Qué significa en la práctica

  • La reforma otorga a la Sict la capacidad para dirigir y ejecutar obras de infraestructura sanitaria, una función que hasta ahora correspondía principalmente a la Secretaría de Salud y a entidades de seguridad social.
  • Sus promotores sostienen que la experiencia de la Sict en grandes proyectos de obra pública puede acelerar la construcción y reducir tiempos perdidos por trámites dispersos entre dependencias.
  • Sus críticos advierten que sin reglas claras de operación, presupuesto para equipamiento y personal, y mecanismos de supervisión, los nuevos edificios podrían quedar cerrados o subutilizados.

Por qué importa para la gente

Construir hospitales es la parte visible del problema —el cimiento y las paredes—, pero lo que de verdad salva vidas es lo invisible: equipos, medicinas, enfermeras, médicos, mantenimiento y recursos para operar día a día. Un hospital sin personal es como una ambulancia sin gasolina: mucho ruido, poca utilidad.

En términos concretos, una obra mal planeada puede traducirse en:

  • Pacientes que deben viajar más lejos porque el hospital nuevo no tiene especialidades ni laboratorio.
  • Recursos públicos gastados en mantenimiento de instalaciones vacías.
  • Pérdida de confianza ciudadana en las instituciones que prometen soluciones pero entregan edificios cerrados.

Datos y lecciones que no se deben olvidar

  • La Auditoría Superior de la Federación ha detectado históricamente obras de salud inconclusas o con problemas de puesta en marcha, lo que obliga a exigir mayor transparencia en contratos y licitaciones.
  • Expertos en infraestructura señalan que el éxito de un hospital depende en 40–60% de su operación: personal, insumos y mantenimiento, no solo de la construcción física.

Ventajas y riesgos, en la balanza

Ventajas Riesgos
Mayor capacidad para ejecutar proyectos con rapidez.

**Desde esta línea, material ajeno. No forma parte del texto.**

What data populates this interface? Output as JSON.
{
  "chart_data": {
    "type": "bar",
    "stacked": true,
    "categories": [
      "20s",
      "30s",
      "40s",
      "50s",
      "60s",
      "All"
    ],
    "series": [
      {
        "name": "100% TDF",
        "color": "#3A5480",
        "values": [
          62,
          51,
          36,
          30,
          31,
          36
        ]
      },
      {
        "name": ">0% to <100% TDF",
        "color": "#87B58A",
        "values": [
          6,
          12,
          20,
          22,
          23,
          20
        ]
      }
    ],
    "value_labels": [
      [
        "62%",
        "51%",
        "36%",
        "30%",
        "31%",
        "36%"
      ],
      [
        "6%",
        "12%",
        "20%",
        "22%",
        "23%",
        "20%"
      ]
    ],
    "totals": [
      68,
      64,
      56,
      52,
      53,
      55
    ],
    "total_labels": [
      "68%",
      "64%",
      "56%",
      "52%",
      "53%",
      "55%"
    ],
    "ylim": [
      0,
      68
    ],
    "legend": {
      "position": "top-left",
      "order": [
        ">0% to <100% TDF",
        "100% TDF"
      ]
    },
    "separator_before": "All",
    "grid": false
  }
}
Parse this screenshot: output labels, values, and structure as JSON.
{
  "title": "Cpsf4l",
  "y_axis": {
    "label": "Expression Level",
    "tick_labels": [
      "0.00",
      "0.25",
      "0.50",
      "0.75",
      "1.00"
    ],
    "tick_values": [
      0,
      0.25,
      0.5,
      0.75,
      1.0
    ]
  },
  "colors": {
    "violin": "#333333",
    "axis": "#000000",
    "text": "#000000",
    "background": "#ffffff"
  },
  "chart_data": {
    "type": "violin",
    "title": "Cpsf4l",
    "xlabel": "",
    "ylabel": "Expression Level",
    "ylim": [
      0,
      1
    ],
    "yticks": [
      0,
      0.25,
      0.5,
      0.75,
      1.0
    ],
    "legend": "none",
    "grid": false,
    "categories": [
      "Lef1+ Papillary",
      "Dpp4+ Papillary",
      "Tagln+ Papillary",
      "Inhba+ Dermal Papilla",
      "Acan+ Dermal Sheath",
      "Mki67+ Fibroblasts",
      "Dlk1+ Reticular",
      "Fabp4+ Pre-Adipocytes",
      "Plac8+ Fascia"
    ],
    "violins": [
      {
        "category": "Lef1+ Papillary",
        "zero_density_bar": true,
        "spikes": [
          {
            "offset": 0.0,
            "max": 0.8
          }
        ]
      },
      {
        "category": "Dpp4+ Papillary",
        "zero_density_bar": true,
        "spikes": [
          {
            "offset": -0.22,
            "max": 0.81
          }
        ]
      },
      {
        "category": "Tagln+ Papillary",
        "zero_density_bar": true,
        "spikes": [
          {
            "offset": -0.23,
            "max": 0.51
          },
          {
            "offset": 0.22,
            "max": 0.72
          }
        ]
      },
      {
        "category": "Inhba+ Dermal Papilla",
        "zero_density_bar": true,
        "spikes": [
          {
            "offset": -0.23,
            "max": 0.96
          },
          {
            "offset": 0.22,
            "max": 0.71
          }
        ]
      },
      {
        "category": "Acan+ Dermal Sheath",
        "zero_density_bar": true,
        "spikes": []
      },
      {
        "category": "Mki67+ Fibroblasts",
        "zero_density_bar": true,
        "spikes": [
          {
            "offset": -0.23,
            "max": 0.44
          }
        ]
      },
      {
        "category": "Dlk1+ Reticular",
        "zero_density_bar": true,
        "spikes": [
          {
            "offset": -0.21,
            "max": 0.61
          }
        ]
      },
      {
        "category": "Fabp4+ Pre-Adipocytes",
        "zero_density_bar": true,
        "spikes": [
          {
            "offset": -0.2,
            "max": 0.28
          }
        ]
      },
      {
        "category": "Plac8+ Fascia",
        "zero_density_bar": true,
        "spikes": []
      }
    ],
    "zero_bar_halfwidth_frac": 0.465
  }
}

Obras terminadas pero sin equipo ni personal para operar.
Centralización que puede reducir trámites y retrasos interinstitucionales. Concentración de decisiones sin participación ciudadana ni contrapesos claros.
Posible ahorro por mejor gestión de contratos y logística. Riesgo de corrupción si no hay auditorías y transparencia estricta.

Qué exigir para que no sea sólo un titular

  • Que la reforma vaya acompañada de un plan público y detallado: calendario de obras, presupuesto operativo, fuentes de financiamiento y metas de puesta en servicio.
  • Vinculación obligatoria con la Secretaría de Salud y las instituciones de seguridad social para garantizar personal, insumos y capacitación.
  • Mecanismos de supervisión ciudadanos y de la Auditoría Superior que publiquen avances y detecten desvíos en tiempo real.
  • Licitar con reglas claras y abrir comités locales de seguimiento para evitar “obras a medias”.

Conclusión

La reforma que autoriza a la Sict a construir hospitales puede ser una herramienta útil si se aplica con transparencia y visión integral. De lo contrario, corre el riesgo de convertirse en la versión moderna de los “elefantes blancos”: edificios que impresionan en la inauguración, pero que no curan ni salvan vidas. El reto ahora es transformar una promesa de cemento en atención real para la gente.

Fuentes consultadas: declaración del diputado Miguel Ángel Sánchez (Movimiento Ciudadano) y análisis de auditorías previas sobre obras de salud y operación hospitalaria.